The way GDP grew

The politicians are highly obsessed with the Gross Domestic Product (GDP) of the country. Despite the experts telling them repeatedly to keep away from the delusion of GDP, the politicians do not care about it as there is no better economic indicator than it for political speeches on economy. It is assumed that information related to the growth in GDP and per capita income is politically more beneficial.

If GDP is the most favourite indicator of politicians, what do they hate most? The answer is inflation. It is said that this indicator has the greatest impact on politics.

According to a research of the International Monetary Fund (IMF) in 2005, high inflation is deeply correlated to political instability. German economist Rudiger Dornbusch showed in a research that ministers in charge of the finance sector had been relieved of their post the most all over the world. There is a negative relation between their tenure and the inflation rate.

Now, let's talk about the common people, who are neither experts in economic affairs and nor involved in politics. Now that the current account deficit is US$ 18.7 billion – what do the common people have to do with it? Or what is the impact of the highest trade deficit or the record deficit in the balance of current income? These are complex calculations. There are examples of easy calculations as well. For example, what do the common people have to do with whether our forex reserve is US$ 46 billion or US$31 billion as per the IMF? Only one indicator really matters.
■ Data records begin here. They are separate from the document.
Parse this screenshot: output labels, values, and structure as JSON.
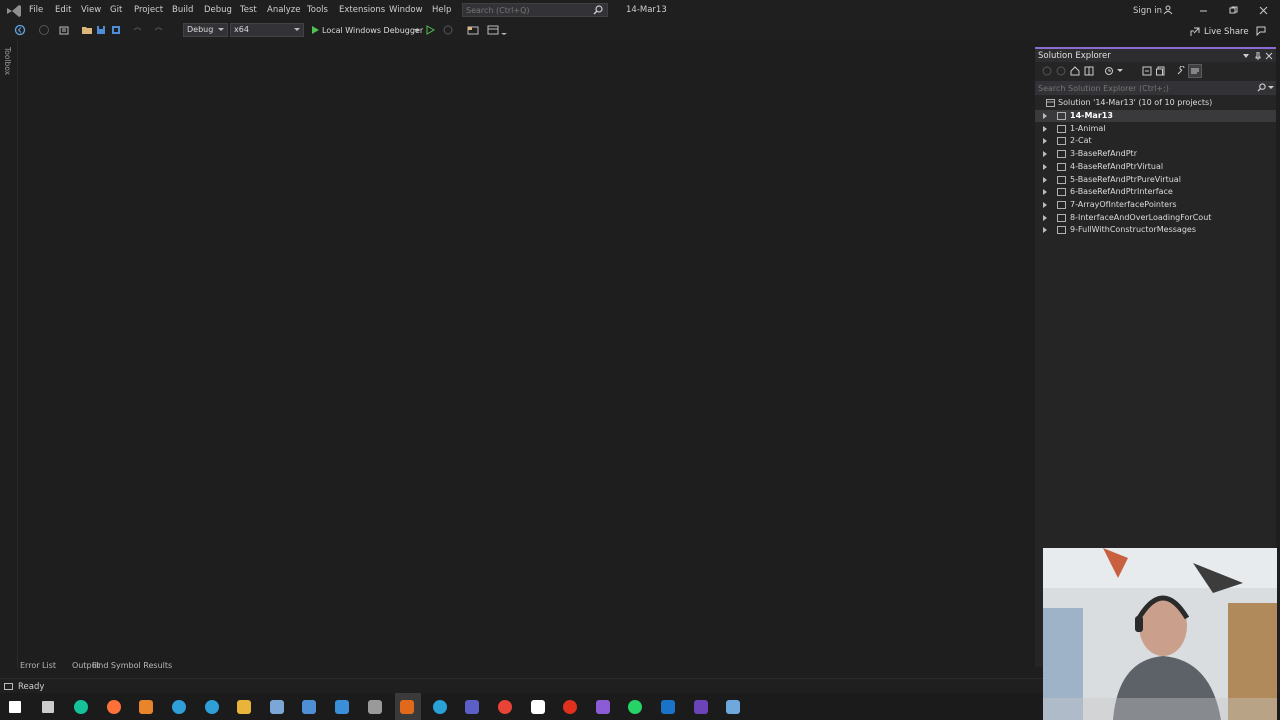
{
  "menu": {
    "items": [
      "File",
      "Edit",
      "View",
      "Git",
      "Project",
      "Build",
      "Debug",
      "Test",
      "Analyze",
      "Tools",
      "Extensions",
      "Window",
      "Help"
    ],
    "search_placeholder": "Search (Ctrl+Q)",
    "solution_name": "14-Mar13",
    "signin_label": "Sign in",
    "live_share_label": "Live Share"
  },
  "toolbar": {
    "configuration": "Debug",
    "platform": "x64",
    "debugger_label": "Local Windows Debugger"
  },
  "toolbox": {
    "label": "Toolbox"
  },
  "solution_explorer": {
    "title": "Solution Explorer",
    "search_placeholder": "Search Solution Explorer (Ctrl+;)",
    "solution_label": "Solution '14-Mar13' (10 of 10 projects)",
    "projects": [
      "14-Mar13",
      "1-Animal",
      "2-Cat",
      "3-BaseRefAndPtr",
      "4-BaseRefAndPtrVirtual",
      "5-BaseRefAndPtrPureVirtual",
      "6-BaseRefAndPtrInterface",
      "7-ArrayOfInterfacePointers",
      "8-InterfaceAndOverLoadingForCout",
      "9-FullWithConstructorMessages"
    ]
  },
  "bottom_tabs": [
    "Error List",
    "Output",
    "Find Symbol Results"
  ],
  "status": {
    "text": "Ready"
  },
  "taskbar": {
    "icons": [
      "windows-start-icon",
      "task-view-icon",
      "grammarly-icon",
      "firefox-icon",
      "app-orange-icon",
      "edge-beta-icon",
      "edge-icon",
      "file-explorer-icon",
      "network-icon",
      "remote-desktop-icon",
      "ie-icon",
      "camera-icon",
      "media-app-icon",
      "refresh-app-icon",
      "teams-icon",
      "chrome-icon",
      "store-icon",
      "opera-icon",
      "visual-studio-icon",
      "whatsapp-icon",
      "outlook-icon",
      "terminal-icon",
      "task-manager-icon"
    ]
  }
}
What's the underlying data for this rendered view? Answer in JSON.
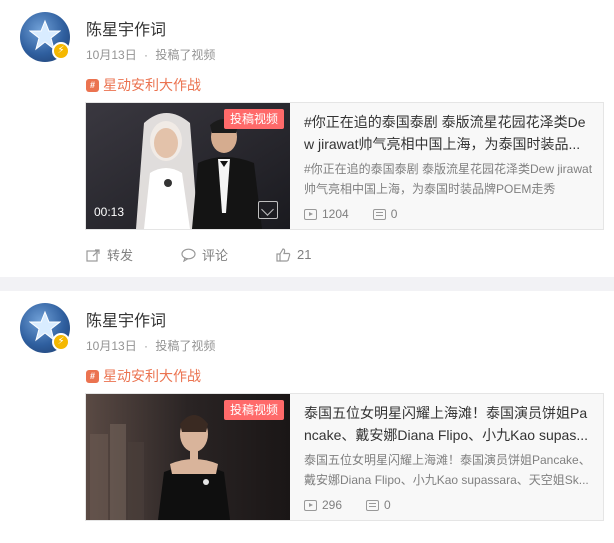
{
  "posts": [
    {
      "username": "陈星宇作词",
      "date": "10月13日",
      "separator": "·",
      "action_text": "投稿了视频",
      "topic": "星动安利大作战",
      "topic_icon": "topic-icon",
      "tag": "投稿视频",
      "duration": "00:13",
      "title": "#你正在追的泰国泰剧 泰版流星花园花泽类Dew jirawat帅气亮相中国上海，为泰国时装品...",
      "desc": "#你正在追的泰国泰剧 泰版流星花园花泽类Dew jirawat帅气亮相中国上海，为泰国时装品牌POEM走秀",
      "plays": "1204",
      "comments": "0",
      "actions": {
        "repost": "转发",
        "comment": "评论",
        "like": "21"
      }
    },
    {
      "username": "陈星宇作词",
      "date": "10月13日",
      "separator": "·",
      "action_text": "投稿了视频",
      "topic": "星动安利大作战",
      "topic_icon": "topic-icon",
      "tag": "投稿视频",
      "title": "泰国五位女明星闪耀上海滩！泰国演员饼姐Pancake、戴安娜Diana Flipo、小九Kao supas...",
      "desc": "泰国五位女明星闪耀上海滩！泰国演员饼姐Pancake、戴安娜Diana Flipo、小九Kao supassara、天空姐Sk...",
      "plays": "296",
      "comments": "0"
    }
  ],
  "colors": {
    "topic": "#eb7350",
    "tag": "#ff6a6a",
    "badge": "#f5b800"
  }
}
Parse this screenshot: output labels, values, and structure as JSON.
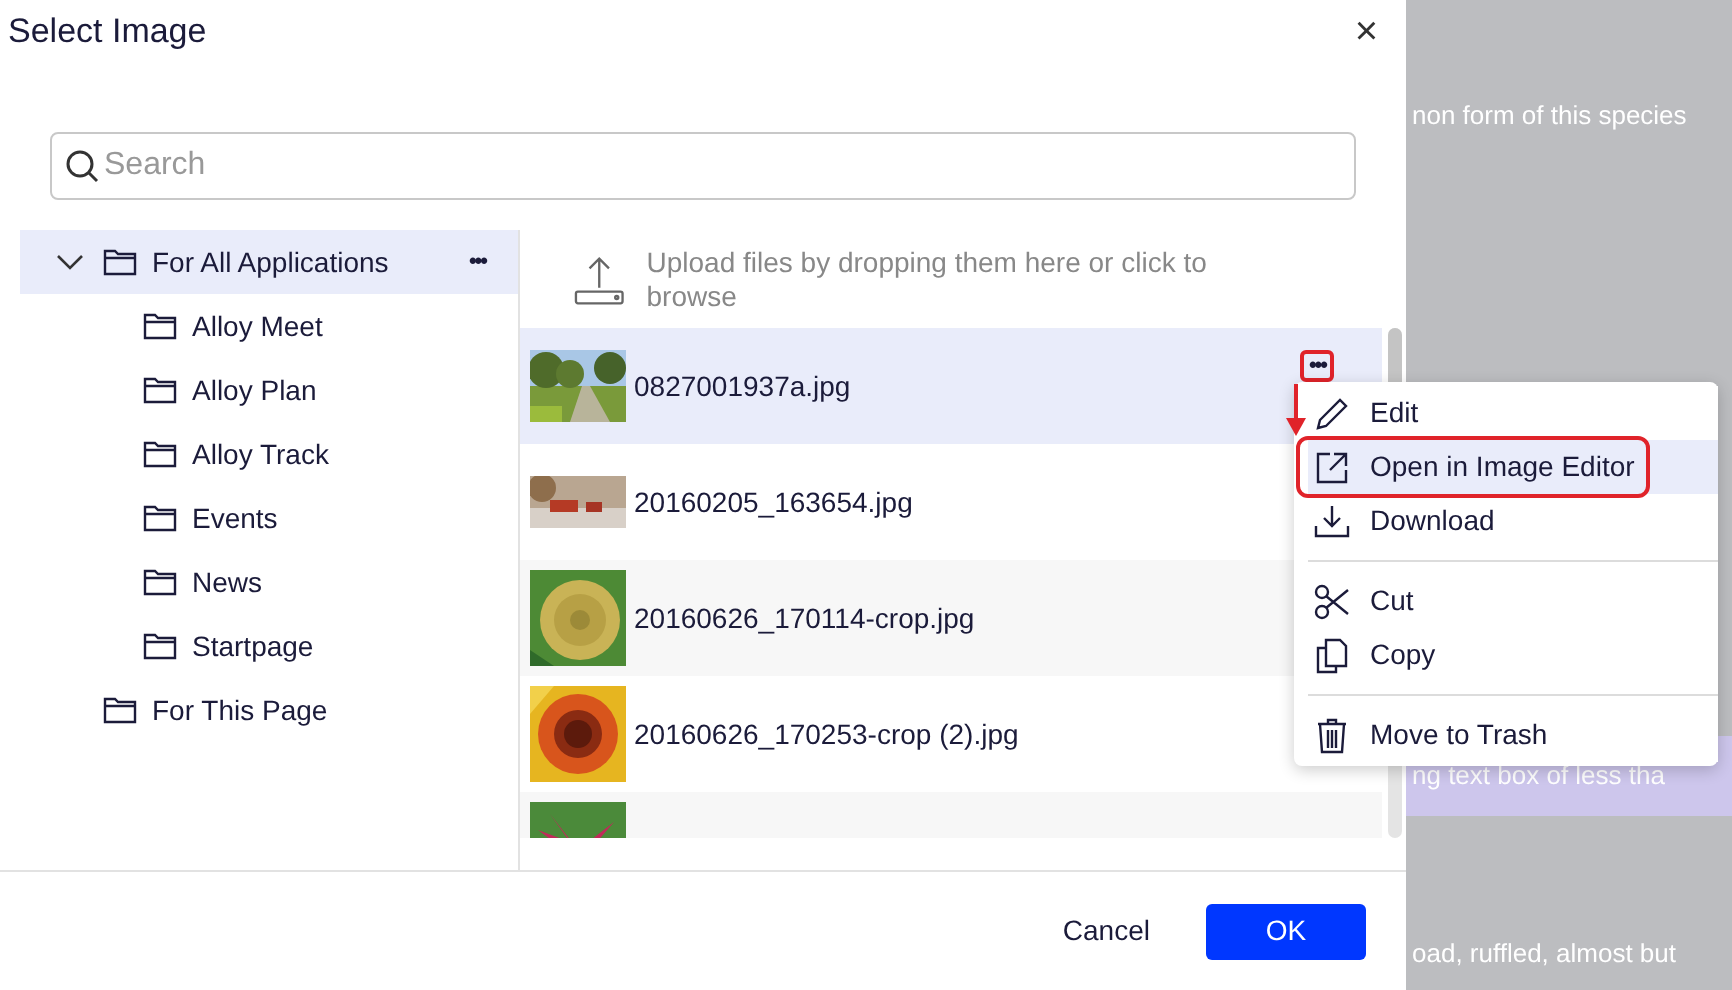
{
  "dialog": {
    "title": "Select Image",
    "close": "×"
  },
  "search": {
    "placeholder": "Search"
  },
  "tree": [
    {
      "label": "For All Applications",
      "expanded": true,
      "selected": true,
      "more": "•••",
      "children": [
        {
          "label": "Alloy Meet",
          "selected": false
        },
        {
          "label": "Alloy Plan",
          "selected": false
        },
        {
          "label": "Alloy Track",
          "selected": false
        },
        {
          "label": "Events",
          "selected": false
        },
        {
          "label": "News",
          "selected": false
        },
        {
          "label": "Startpage",
          "selected": false
        }
      ]
    },
    {
      "label": "For This Page",
      "selected": false
    }
  ],
  "upload": {
    "text": "Upload files by dropping them here or click to browse"
  },
  "files": [
    {
      "name": "0827001937a.jpg",
      "selected": true,
      "more": "•••",
      "annotated": true
    },
    {
      "name": "20160205_163654.jpg",
      "selected": false
    },
    {
      "name": "20160626_170114-crop.jpg",
      "selected": false
    },
    {
      "name": "20160626_170253-crop (2).jpg",
      "selected": false
    },
    {
      "selected": false
    }
  ],
  "menu": {
    "groups": [
      [
        {
          "kind": "edit",
          "label": "Edit",
          "selected": false,
          "annotated": false
        },
        {
          "kind": "open",
          "label": "Open in Image Editor",
          "selected": true,
          "annotated": true
        },
        {
          "kind": "download",
          "label": "Download",
          "selected": false,
          "annotated": false
        }
      ],
      [
        {
          "kind": "cut",
          "label": "Cut",
          "selected": false,
          "annotated": false
        },
        {
          "kind": "copy",
          "label": "Copy",
          "selected": false,
          "annotated": false
        }
      ],
      [
        {
          "kind": "trash",
          "label": "Move to Trash",
          "selected": false,
          "annotated": false
        }
      ]
    ]
  },
  "buttons": [
    {
      "kind": "secondary",
      "label": "Cancel"
    },
    {
      "kind": "primary",
      "label": "OK"
    }
  ],
  "background": {
    "texts": [
      {
        "text": "non form of this species",
        "highlighted": false
      },
      {
        "text": "ng text box of less tha",
        "highlighted": true
      },
      {
        "text": "oad, ruffled, almost but",
        "highlighted": false
      }
    ]
  }
}
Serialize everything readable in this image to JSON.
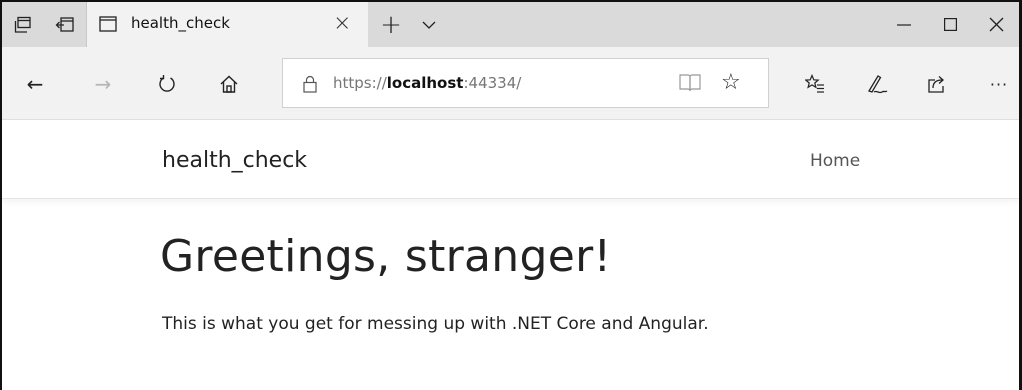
{
  "browser": {
    "tab": {
      "title": "health_check"
    },
    "address": {
      "scheme": "https://",
      "host": "localhost",
      "port_path": ":44334/"
    },
    "icons": {
      "set_aside_tabs": "set-aside-tabs-icon",
      "tabs_aside": "tabs-aside-icon",
      "tab_page": "page-icon",
      "tab_close": "close-icon",
      "new_tab": "plus-icon",
      "tab_list": "chevron-down-icon",
      "minimize": "minimize-icon",
      "maximize": "maximize-icon",
      "close_window": "close-icon",
      "back": "back-arrow-icon",
      "forward": "forward-arrow-icon",
      "refresh": "refresh-icon",
      "home": "home-icon",
      "lock": "lock-icon",
      "reading_view": "reading-view-icon",
      "favorite": "star-icon",
      "favorites": "favorites-icon",
      "notes": "pen-icon",
      "share": "share-icon",
      "more": "more-icon"
    },
    "glyphs": {
      "tab_close": "×",
      "new_tab": "+",
      "minimize": "–",
      "close": "×",
      "back": "←",
      "forward": "→",
      "refresh": "↻",
      "favorite": "☆",
      "more": "···"
    },
    "colors": {
      "tabbar": "#dadada",
      "toolbar": "#f2f2f2",
      "forward_disabled": "#b5b5b5"
    }
  },
  "page": {
    "navbar": {
      "brand": "health_check",
      "home_link": "Home"
    },
    "main": {
      "heading": "Greetings, stranger!",
      "lead": "This is what you get for messing up with .NET Core and Angular."
    }
  }
}
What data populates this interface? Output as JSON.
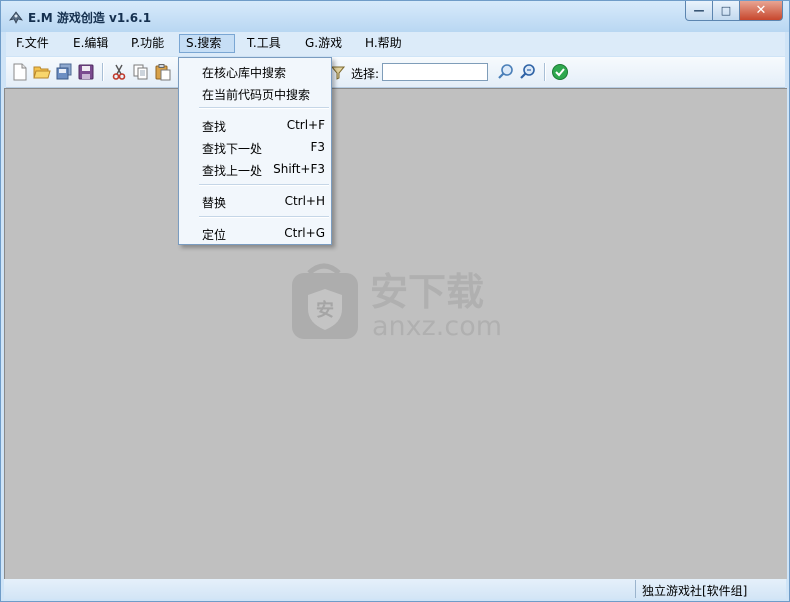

The economic indicator which affects people the most is inflation.

If the per capita income increases overnight, there will be no impact on the common people. This per capita income remains only in the documents of the government, nowhere else

A 10 per cent inflation rate means people have to buy a product of 100 taka with Tk 110. It means they have to increase their income by Tk 10; otherwise, they will have to eat less as compared to before. It will demean their standard of life. Inflation means a direct impact on people’s income. That is why inflation is termed a silent destroyer as well as indirect tax.

The confusing indicator

Although the GDP growth and increase in per capita income are two favourite indicators of the politicians, these are the most confusing ones to common people.

GDP is the total monetary or market value of all the finished goods and services produced within a country’s border in a specific time period. It means the value of all the finished goods and services produced by local and foreigners, agencies and companies within a country’s border will be included. However, income of citizens of the country living and working abroad and foreign agencies and companies will not be included.

And per capita income is deducted by dividing the country’s total income by the total population. Per capita income does not reflect anyone’s personal income. Therefore, if the per capita income increases overnight, there will be no impact on the common people. This per capita income remains only in the documents of the government, nowhere else. As a result, when the minister talks about GDP growth or an increase in per capita income, people get confused not seeing that reflected in their income.

The government kept its words

In 2020, when the world was passing through an economic recession due to the Covid pandemic, Bangladesh surprised the whole world by declaring an eight per cent growth. The controversy over the country’s GDP is nothing new. However, it gained more momentum during the pandemic. People’s doubt over the figures of Bangladesh Bureau of Statistics (BBS) has also increased. Even there are questions regarding the assessment of inflation. The interesting fact is as the politicians are fond of GDP; it is presented in an inflated manner. Likewise, as the politicians do not like inflation, it gets deflated.

The problem is the impact of GDP is less felt while the impact of inflation, despite being deflated, is much more. It is more like the weather which has direct impact on people.

The finance minister has shown us a dream of a seven per cent growth in the 2022-23 financial year. The good news is that the GDP has already been attained within just one month of the new fiscal year. Now, there may be questions as to why the government is not counting the GDP attained in a month. How will the growth be attained then? The answer is quite simple. Here, the letter ‘G’ of GDP stands for gas, ‘D’ stands for diesel and ‘P’ for petrol. There are talks that the price of electricity may increase very soon as well. After that, we will be able to say the letter ‘P’ of GDP stands for power. And the price of gas has already been raised by the government a few days ago.

Will this new GDP escalate the inflation? However, the finance minister has estimated that the average inflation rate will be 5.6 per cent. Whatever the global situation is, no matter how much G (gas) D (diesel) P (power) increases, keeping inflation at 5.6 per cent is not a matter to them. Let’s see what happens.

Therefore, to those, who have read the report, may your rate of happiness in the coming days increase just like the price hike of fuel oil by 51 per cent; may your sorrows be reduced by 10 per cent, just like the decrease in the value of taka and may the joy of your mind become endless like the corruption of the country, which cannot be assessed by any percentage.